The Truth About Women, Aging & Retirement
Do you ever worry about ending up "a bag lady"? If so, you are not alone. And if current trends don't change, that fear is not entirely irrational. Last week Merrill Lynch hosted an online presentation about the state of women & retirement. In our CrazyBusy 24/7 world it's so easy to tune out when listening to any presentation - especially online. This webinar however, kept me glued to the screen for an hour... and I didn't even multi-task. Alas, since then I've been struggling to find the right words to describe why I found it so gripping. (You can watch it too by clicking here). Fast forward to today. As I write this, a friend's husband has just been rushed to the hospital. He's struggling with stage 4 cancer. They have a 5 year-old daughter. In the context of literal life and death, the point of this webinar suddenly became very clear to me. In a word: choice. What I took away from this talk was that in order to have flexibility and choices - especially during life's inevitable speed bumps - it sure helps to have your finances squared away. Money can't solve your problems, but it can be a very useful tool when navigating through them. Yet in order to have money during the rough patches, you've got to make some trade-offs ahead of time when things are good. And that goes against natural human nature. So to get your wheels spinning about what trade-offs you might want to make, here were my top three take-aways from the Merrill Lynch "Women & Retirement" webinar:
- Women need to save more money than men. You've heard it before but it's worth saying again and again. Women live longer than men. Just look at the male/female ratio in nursing care facilities. Therefore to support ourselves in old age we need to save more than men. Panel moderator and former ABC World News Tonight anchor Charlie Gibson highlighted healthcare estimates for retirees of $170,000 for men versus $240,000 for women. Alas, women today are retiring with 2/3rd the assets of men according to the President of Merrill Lynch Global Wealth & Investment Management, Sallie Krawcheck.
- Women have unique challenges to finding that money to save.Women are still doing two times the housework and three times the childcare of men - so simply finding the time to focus on finances is a challenge. As an added headwind, we're not asking for raises at nearly the same rate as men (Krawcheck guesstimated that men ask her for raises at a rate of 50-to-1 more frequently than women. Fellow panelist and USA Network founder Kay Koplovitz concurred). "Asking For It," financially speaking, is a topic I've discussed in the past and if reader emails are any measure - many, many of us women struggle with this (yep, me too). And when we step out of the workforce to care for kids or aging parents we see a nearly 15% drop in earnings after just 1 year. And that drop in earnings grows to nearly 50% if we stay out for 3 or more years. Ouch.

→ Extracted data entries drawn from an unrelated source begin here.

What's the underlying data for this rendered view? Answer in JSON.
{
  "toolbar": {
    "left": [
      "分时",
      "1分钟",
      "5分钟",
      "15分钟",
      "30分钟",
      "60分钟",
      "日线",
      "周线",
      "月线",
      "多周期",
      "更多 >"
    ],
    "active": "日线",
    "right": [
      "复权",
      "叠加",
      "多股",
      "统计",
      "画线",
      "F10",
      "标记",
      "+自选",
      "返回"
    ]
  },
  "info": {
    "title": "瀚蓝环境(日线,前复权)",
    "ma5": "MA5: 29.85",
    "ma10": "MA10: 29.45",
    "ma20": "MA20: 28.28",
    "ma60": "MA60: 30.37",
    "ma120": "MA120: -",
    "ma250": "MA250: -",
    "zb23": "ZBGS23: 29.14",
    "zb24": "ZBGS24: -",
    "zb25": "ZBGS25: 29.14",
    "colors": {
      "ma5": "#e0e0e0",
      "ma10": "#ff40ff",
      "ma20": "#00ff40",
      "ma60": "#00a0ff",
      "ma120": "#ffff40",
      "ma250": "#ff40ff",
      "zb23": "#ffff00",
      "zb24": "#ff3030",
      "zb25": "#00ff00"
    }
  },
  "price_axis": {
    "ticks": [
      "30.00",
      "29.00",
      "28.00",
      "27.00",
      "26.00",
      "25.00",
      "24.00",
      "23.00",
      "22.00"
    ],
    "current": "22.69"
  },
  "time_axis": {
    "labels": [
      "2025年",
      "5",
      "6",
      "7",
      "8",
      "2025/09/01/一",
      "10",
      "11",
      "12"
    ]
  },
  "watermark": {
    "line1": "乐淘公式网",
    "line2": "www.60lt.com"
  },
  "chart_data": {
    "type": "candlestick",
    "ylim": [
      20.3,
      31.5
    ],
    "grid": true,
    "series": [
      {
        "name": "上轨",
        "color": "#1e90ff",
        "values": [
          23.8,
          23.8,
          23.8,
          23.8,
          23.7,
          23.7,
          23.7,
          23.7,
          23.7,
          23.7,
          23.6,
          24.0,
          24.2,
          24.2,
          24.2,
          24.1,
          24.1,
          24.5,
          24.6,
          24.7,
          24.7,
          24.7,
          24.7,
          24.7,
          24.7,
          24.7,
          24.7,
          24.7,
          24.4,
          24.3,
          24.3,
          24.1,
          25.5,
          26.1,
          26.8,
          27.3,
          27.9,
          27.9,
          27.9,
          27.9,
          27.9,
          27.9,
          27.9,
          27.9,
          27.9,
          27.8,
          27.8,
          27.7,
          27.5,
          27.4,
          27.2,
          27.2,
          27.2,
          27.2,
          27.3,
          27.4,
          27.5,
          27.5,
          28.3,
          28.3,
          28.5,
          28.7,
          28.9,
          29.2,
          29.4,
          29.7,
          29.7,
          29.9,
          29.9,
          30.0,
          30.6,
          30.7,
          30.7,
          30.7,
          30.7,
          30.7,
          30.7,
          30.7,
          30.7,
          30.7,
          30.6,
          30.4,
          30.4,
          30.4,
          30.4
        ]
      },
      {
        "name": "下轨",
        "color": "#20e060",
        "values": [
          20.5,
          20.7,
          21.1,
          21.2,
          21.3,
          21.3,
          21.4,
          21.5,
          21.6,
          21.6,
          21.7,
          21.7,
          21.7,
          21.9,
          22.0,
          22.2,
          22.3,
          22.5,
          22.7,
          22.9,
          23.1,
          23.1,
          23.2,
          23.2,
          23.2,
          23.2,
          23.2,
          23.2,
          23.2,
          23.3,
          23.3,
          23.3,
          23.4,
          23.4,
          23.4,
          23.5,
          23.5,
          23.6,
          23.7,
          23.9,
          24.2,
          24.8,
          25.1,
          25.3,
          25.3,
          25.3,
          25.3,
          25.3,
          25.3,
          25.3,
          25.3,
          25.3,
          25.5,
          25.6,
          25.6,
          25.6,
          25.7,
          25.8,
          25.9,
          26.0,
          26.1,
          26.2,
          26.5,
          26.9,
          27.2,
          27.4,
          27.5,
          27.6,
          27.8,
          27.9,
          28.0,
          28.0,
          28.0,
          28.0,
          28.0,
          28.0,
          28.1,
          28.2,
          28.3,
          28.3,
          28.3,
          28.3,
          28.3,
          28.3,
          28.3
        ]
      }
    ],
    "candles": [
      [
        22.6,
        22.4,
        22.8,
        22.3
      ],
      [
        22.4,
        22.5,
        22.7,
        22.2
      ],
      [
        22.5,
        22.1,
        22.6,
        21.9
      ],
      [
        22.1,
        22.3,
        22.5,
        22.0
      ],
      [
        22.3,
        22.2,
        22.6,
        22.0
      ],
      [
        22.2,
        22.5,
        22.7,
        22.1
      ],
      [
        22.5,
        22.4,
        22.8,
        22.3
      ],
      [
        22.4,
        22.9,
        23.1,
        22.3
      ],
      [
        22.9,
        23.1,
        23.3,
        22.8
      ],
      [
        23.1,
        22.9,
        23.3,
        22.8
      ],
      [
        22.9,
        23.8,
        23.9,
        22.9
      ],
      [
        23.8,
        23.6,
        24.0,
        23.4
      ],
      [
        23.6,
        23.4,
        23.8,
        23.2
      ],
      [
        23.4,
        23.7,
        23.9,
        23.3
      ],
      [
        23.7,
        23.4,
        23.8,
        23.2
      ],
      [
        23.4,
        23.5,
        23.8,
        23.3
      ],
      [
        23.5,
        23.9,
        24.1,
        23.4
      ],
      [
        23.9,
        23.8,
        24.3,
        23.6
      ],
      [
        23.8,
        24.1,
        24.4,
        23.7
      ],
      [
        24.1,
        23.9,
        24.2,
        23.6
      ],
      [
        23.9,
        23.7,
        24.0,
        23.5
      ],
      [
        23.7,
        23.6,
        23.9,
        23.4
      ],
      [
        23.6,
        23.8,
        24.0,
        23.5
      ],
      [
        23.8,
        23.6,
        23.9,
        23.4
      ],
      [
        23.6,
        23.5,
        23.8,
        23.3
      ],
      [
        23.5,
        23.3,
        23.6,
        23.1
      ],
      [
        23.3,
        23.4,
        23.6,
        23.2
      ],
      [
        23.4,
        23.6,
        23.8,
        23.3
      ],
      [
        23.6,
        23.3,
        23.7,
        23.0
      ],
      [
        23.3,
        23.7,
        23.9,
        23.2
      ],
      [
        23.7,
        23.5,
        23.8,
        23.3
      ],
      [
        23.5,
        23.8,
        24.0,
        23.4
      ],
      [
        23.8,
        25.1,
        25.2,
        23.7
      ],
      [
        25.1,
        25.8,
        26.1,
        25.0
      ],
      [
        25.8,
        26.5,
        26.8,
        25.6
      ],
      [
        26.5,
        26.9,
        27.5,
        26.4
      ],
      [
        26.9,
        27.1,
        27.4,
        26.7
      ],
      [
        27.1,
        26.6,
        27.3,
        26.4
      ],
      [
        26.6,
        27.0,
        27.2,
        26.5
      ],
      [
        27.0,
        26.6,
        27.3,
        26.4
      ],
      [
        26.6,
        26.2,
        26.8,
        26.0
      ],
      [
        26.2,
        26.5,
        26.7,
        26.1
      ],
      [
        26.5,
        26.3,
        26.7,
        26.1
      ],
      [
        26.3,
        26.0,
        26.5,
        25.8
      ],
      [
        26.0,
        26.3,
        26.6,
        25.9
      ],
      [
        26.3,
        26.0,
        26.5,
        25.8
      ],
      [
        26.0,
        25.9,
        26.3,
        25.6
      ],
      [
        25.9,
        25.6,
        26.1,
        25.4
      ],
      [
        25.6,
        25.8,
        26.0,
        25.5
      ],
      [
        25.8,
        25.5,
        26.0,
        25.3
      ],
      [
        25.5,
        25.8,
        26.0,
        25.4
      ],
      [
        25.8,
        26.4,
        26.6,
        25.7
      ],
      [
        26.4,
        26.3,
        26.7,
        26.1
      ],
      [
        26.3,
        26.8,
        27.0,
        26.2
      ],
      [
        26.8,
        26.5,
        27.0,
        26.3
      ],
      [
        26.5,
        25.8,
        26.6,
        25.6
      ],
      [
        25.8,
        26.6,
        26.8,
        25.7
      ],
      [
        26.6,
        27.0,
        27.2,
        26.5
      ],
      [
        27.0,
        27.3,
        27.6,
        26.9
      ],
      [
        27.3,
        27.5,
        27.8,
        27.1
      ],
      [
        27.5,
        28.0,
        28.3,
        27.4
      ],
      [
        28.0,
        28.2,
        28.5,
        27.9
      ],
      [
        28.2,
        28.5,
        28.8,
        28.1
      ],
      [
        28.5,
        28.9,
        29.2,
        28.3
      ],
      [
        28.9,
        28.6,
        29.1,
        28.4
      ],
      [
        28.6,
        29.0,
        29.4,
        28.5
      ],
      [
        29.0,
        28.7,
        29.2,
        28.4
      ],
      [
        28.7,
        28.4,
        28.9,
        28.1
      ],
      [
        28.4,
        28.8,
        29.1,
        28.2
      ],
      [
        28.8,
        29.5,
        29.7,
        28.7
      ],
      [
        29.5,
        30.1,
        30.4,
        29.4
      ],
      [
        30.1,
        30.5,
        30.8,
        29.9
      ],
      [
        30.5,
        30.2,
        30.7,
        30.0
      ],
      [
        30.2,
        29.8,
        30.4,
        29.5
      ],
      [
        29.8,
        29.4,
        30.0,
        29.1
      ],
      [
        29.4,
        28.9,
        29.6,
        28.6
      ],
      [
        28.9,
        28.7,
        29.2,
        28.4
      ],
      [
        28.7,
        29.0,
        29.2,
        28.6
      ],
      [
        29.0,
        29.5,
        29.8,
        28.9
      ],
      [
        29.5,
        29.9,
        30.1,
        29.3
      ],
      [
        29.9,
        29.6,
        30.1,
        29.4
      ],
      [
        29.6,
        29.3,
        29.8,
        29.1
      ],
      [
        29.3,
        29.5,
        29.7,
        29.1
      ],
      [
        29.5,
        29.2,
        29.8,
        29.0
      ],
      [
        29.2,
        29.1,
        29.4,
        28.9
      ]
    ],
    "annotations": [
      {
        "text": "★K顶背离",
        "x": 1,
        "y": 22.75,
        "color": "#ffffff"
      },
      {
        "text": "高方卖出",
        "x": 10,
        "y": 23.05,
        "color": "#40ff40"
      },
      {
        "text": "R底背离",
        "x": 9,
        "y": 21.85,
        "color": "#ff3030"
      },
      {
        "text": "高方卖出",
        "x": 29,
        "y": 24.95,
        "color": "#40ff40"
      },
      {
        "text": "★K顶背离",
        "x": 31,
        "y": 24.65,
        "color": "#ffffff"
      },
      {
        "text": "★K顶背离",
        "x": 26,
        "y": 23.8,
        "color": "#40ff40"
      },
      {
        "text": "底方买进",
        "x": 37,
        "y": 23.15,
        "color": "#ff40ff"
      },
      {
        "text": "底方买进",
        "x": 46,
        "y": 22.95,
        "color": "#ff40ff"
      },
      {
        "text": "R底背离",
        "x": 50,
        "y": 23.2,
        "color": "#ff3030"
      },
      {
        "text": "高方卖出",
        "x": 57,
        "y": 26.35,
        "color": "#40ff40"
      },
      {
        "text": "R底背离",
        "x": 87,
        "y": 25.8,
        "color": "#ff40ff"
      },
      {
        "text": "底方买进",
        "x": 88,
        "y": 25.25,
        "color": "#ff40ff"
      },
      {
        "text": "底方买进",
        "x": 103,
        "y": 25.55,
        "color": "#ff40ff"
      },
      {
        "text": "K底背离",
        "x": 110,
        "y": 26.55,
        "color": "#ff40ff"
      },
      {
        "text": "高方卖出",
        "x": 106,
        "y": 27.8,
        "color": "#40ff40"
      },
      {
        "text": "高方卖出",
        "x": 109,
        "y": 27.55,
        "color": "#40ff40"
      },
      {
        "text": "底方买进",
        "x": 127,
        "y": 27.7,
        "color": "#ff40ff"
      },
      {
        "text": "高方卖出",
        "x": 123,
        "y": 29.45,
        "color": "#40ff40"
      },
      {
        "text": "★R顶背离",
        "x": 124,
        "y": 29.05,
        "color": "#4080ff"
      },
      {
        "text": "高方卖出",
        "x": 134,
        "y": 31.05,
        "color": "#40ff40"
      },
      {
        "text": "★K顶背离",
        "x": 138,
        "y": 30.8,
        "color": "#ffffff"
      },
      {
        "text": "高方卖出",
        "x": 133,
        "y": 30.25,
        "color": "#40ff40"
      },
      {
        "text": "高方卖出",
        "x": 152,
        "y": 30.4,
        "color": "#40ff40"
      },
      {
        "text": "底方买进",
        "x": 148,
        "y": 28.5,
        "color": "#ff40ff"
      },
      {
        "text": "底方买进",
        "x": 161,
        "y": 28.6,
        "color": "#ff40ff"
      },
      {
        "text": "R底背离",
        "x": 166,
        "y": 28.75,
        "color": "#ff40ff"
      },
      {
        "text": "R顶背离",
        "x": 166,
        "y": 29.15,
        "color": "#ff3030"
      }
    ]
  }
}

- Women respond differently to the marketing messages and tactics of the financial services industry.Research shows that when people hear financial jargon, both men and women get confused. Men, however, tend not to let that confusion bother them whereas for women it really turns them off the subject. Additionally both Koplovitz and former Morgan Stanley financial advisor and best selling personal finance author David Bach commented on how the dynamic of money discussions shifts dramatically when the group is all women versus the introduction of even a few men (as a graduate of a women's college - I so get that). Alas, guess who is still doing most of the talking in financial services? Yep, men.